30
11/06
The Words You Use Make You A Valuable Employee, Wage Slave: Know Them.
Know this: The most important thing about your job, no matter what you do, is the language. As tools separate us from the common beast, job-related lingo separates us from the other wage-slaves. It lets us think that the way we use words and how they relate to our chosen occupation give us some sort of special status, that those who understand the things we say when talking about work put us in a special club.
It’s part of the acclimation process. You can tell the new guy because he’s stumbling over nicknames and file attachments, or she just hasn’t quite grasped the way the phone extensions work or how the printers are attached to the network. It’s a brave new world we live in, and you’ve gotta speak the language.
There are a metric shit-ton of things I’ve learned in my past few months on the new gig. Allow me to run them down for you in a short amount of time, but it’s valuable now to know exactly the one thing that will separate you from the herd the quickest. There is one thing in each job that will be greek to your fellow cocktail partygoers, the line you can drop in front of good-looking cougars and rich partners alike that will give them an idea as to your general acclimation, and superior genius.
Before we get to mine, the way you drop these lines is just as important as knowing the intrinsic value within them. It’s vital that you drop these little hunks of knowledge as casually as humanly possible. At best, these phrases start off with “Oh, well…” or perhaps a “Of course, and…”

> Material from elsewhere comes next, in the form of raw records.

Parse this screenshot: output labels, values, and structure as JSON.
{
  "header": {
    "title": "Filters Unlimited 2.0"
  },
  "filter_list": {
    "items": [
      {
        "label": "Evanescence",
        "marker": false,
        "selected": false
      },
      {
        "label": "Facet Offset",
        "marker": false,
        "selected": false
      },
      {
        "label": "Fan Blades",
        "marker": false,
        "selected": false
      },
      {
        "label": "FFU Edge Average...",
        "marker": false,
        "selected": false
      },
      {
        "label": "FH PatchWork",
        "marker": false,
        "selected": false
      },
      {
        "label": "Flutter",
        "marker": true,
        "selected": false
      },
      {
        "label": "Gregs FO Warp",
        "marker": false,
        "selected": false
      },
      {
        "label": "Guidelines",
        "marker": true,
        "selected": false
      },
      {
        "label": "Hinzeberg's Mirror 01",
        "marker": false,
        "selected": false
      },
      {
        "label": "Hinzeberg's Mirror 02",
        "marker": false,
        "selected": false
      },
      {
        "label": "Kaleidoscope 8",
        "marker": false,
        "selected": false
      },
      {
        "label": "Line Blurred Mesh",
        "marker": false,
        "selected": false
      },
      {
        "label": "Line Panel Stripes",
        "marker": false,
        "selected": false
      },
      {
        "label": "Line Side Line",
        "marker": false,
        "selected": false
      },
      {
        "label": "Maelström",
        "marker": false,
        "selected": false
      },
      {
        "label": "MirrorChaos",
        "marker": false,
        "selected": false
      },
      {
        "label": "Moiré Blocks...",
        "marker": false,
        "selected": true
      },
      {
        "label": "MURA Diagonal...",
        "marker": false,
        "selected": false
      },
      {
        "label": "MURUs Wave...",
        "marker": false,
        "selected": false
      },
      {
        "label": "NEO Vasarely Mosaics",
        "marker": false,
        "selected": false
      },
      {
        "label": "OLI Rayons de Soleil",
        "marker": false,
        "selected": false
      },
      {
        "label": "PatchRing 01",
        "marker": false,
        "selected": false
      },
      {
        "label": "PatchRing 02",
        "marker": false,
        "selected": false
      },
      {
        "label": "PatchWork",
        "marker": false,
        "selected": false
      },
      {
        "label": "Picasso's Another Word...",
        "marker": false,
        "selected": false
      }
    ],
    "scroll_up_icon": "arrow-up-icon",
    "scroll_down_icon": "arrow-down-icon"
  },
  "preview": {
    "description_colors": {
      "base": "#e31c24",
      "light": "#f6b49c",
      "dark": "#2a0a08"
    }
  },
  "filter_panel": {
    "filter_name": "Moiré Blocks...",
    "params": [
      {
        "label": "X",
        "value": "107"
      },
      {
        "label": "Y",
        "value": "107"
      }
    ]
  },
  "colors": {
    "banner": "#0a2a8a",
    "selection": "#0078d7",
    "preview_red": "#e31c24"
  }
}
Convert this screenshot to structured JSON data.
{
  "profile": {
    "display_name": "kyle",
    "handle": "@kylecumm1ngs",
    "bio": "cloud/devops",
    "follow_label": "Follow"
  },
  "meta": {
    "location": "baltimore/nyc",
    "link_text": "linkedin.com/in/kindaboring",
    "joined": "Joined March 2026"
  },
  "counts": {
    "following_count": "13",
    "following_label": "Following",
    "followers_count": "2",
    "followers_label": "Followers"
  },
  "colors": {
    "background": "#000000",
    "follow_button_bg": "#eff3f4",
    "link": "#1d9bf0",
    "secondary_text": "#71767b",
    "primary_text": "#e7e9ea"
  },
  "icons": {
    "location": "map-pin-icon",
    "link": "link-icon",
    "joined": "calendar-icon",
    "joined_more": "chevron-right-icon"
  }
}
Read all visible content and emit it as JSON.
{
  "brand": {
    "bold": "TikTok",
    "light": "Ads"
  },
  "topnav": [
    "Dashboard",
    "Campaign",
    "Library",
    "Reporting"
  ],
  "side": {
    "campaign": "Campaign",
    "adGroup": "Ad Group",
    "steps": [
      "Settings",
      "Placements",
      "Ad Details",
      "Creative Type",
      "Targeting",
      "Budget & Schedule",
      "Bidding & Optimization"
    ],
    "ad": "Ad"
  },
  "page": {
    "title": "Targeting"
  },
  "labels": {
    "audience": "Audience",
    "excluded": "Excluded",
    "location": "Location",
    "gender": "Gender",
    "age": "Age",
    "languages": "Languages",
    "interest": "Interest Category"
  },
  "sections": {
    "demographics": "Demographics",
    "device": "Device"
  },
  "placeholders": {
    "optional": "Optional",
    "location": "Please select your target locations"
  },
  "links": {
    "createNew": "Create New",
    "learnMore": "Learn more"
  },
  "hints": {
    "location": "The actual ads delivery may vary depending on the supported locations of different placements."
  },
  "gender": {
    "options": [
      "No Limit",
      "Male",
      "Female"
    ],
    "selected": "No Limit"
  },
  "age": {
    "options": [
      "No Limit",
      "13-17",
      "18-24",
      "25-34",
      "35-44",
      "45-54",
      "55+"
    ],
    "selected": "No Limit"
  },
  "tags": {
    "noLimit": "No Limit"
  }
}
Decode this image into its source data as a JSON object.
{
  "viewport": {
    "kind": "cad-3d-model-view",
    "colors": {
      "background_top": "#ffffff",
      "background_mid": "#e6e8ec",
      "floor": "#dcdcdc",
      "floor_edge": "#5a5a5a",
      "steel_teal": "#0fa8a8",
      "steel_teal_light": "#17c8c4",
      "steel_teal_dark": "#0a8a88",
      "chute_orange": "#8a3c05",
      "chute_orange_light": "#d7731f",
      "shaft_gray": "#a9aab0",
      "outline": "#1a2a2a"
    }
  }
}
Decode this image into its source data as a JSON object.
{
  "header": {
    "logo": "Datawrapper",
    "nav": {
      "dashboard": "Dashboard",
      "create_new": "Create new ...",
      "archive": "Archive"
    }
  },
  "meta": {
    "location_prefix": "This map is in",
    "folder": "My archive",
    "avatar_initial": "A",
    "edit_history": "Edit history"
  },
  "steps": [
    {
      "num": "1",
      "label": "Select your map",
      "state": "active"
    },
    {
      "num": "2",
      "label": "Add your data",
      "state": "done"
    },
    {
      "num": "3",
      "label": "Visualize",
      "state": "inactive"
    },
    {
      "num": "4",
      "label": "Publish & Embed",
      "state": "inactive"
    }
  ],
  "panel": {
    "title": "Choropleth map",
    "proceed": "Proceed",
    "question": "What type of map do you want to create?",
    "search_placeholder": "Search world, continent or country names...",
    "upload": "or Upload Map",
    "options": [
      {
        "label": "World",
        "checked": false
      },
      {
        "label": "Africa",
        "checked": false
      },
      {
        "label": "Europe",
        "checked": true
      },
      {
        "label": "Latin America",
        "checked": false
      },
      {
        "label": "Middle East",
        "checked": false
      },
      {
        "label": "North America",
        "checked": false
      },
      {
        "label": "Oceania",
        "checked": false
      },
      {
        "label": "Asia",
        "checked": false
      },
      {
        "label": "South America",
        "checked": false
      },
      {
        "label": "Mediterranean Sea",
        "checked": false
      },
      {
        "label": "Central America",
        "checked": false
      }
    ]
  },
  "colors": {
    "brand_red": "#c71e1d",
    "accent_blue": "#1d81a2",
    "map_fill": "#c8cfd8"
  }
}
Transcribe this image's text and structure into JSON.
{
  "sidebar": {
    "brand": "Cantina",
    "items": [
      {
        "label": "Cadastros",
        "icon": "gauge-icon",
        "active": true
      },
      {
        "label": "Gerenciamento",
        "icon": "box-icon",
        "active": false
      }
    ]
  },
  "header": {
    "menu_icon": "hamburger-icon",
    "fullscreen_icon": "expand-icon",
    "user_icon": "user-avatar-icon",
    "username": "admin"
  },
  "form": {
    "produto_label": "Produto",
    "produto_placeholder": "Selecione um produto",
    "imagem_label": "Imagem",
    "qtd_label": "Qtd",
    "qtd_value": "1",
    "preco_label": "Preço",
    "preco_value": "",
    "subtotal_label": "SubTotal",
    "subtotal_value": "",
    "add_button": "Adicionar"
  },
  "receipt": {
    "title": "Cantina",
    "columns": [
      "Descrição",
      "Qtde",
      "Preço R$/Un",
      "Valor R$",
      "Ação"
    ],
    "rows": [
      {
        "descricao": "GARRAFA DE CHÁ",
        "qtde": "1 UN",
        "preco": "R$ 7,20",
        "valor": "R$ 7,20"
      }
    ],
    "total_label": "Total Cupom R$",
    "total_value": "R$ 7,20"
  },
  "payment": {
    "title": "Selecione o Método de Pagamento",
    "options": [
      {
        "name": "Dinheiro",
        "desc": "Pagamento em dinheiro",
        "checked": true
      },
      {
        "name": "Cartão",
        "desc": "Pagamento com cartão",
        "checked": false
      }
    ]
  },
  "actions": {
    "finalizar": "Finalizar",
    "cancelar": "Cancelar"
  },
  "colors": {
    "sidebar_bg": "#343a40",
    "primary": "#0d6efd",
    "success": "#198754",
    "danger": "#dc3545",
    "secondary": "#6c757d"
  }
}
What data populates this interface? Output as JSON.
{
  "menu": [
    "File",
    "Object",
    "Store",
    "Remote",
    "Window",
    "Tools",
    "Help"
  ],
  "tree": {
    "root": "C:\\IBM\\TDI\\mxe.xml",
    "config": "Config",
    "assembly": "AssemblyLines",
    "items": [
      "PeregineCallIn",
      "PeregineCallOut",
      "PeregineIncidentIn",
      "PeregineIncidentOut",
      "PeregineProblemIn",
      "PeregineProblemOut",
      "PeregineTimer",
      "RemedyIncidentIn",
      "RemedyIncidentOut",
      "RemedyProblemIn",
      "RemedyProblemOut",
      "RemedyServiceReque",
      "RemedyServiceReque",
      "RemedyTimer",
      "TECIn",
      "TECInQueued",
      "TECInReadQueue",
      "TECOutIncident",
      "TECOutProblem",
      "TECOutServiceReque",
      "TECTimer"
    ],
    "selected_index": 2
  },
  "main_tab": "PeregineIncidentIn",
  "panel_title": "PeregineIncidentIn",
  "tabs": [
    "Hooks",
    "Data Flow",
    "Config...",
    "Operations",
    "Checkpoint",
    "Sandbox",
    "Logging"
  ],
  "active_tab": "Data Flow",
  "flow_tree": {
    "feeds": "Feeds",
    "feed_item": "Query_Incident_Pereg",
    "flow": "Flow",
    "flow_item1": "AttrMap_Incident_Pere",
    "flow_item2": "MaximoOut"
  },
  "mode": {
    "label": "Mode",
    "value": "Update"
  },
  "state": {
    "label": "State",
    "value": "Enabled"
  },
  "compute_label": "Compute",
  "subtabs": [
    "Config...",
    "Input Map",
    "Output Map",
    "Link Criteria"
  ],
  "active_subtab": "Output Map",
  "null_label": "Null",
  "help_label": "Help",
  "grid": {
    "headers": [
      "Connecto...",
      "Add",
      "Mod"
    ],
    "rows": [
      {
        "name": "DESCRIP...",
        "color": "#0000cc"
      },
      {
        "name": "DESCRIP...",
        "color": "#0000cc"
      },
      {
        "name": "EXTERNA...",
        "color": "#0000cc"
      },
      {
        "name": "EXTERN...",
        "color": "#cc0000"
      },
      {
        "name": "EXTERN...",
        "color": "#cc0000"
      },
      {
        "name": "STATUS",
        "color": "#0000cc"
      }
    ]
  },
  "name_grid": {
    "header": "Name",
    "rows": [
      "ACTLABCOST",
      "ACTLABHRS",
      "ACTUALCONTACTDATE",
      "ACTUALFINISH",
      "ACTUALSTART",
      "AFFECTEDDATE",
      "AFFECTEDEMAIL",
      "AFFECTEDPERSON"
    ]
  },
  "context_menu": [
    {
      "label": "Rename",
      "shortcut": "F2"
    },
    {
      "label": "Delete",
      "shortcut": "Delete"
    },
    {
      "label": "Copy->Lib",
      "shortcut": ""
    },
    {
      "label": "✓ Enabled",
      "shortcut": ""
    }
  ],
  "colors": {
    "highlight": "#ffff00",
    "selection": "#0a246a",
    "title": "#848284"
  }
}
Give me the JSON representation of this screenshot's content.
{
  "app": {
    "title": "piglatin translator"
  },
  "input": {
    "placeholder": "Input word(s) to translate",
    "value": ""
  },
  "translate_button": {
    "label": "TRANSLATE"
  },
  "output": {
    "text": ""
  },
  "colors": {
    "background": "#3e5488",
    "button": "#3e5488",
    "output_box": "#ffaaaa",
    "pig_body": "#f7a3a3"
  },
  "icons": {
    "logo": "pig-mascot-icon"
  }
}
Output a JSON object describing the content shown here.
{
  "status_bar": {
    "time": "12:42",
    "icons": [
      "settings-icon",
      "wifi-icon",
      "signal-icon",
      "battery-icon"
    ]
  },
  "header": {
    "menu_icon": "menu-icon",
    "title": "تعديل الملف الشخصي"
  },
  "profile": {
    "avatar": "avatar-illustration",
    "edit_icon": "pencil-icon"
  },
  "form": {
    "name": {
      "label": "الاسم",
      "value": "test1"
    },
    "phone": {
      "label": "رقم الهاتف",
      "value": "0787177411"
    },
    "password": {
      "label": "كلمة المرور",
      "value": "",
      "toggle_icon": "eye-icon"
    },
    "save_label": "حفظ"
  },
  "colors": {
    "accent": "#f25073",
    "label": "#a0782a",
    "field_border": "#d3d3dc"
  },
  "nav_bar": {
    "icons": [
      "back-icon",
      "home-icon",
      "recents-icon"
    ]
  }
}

To be able to just slide them into casual conversation like it ain’t nothin’ is the way to be. It, in effect, makes you, as the kids say, the bomb. Impress your co-workers! Shock your friends! Learn a new language in only 8 hours a day, 5 days a week! Enough delay. My go-to phrase is thus:
“The A ISDN generates its own mix-minus.”
Feel free to take this hunk of genius and use it for your own benefit. Well of course, because the A ISDN generates it’s own mix-minus. It’s all ball bearings these days. The hog-ringer is lacking air pressure so you won’t be able to get the best grip on the innertuft. The PERC Grant hasn’t gone through CAP so we can’t RCN the BBW.
And so on.
I never really felt comfortable at any gig until I had a working vocabulary and at least a couple inside jokes. It helps to have them hire a friend of yours a couple weeks after they hire you, so you’re not the FNG any more and you don’t have to feel guilty about making fun of him so as to take the focus off of you.
A few of the other tidbits of phrased information I’ve gleaned over the course of the past 9 months or so:
“We’ll have to do that in program, and I’ll be recording in News 3 in Utility.”
“Use a 1kHz tone and edit in about a half second on Cool Edit.”
“Bring up x0325.”
“We’ll come back with NDHL-5 and then go to Juday on the Hotline.”
It’s almost like learning how to sound cool on the CB. Breaker breaker one-nine, what’s your twenty? It’s a straight shot, no smokey bears, Big Underpants here, signing off and going ten-seven. I used to roll my bangin’ Cadillac Cimmaron (baby blue, thanks) with a CB up front and think I was cool. Again, I was even less cool until I figured out all this slang.
As you may have gathered, it’s important to throw in as many acronyms, nicknames, and pet names for as many things as possible. Just start naming thigns on your own. Make something up. Name your desk “Jenny.” Name your next meetingplace “coffeecake” or something. Oh, you know, I’m just going to take ten from Jenny and cruise out to coffeecake for a recon. Ten-four.
Let’s get Ed on the squawker talkback and make sure the IFB Lockout for the CR A ISDN is on for this remote. Are they in cue? Of course, because the A ISDN generates its own mix-minus.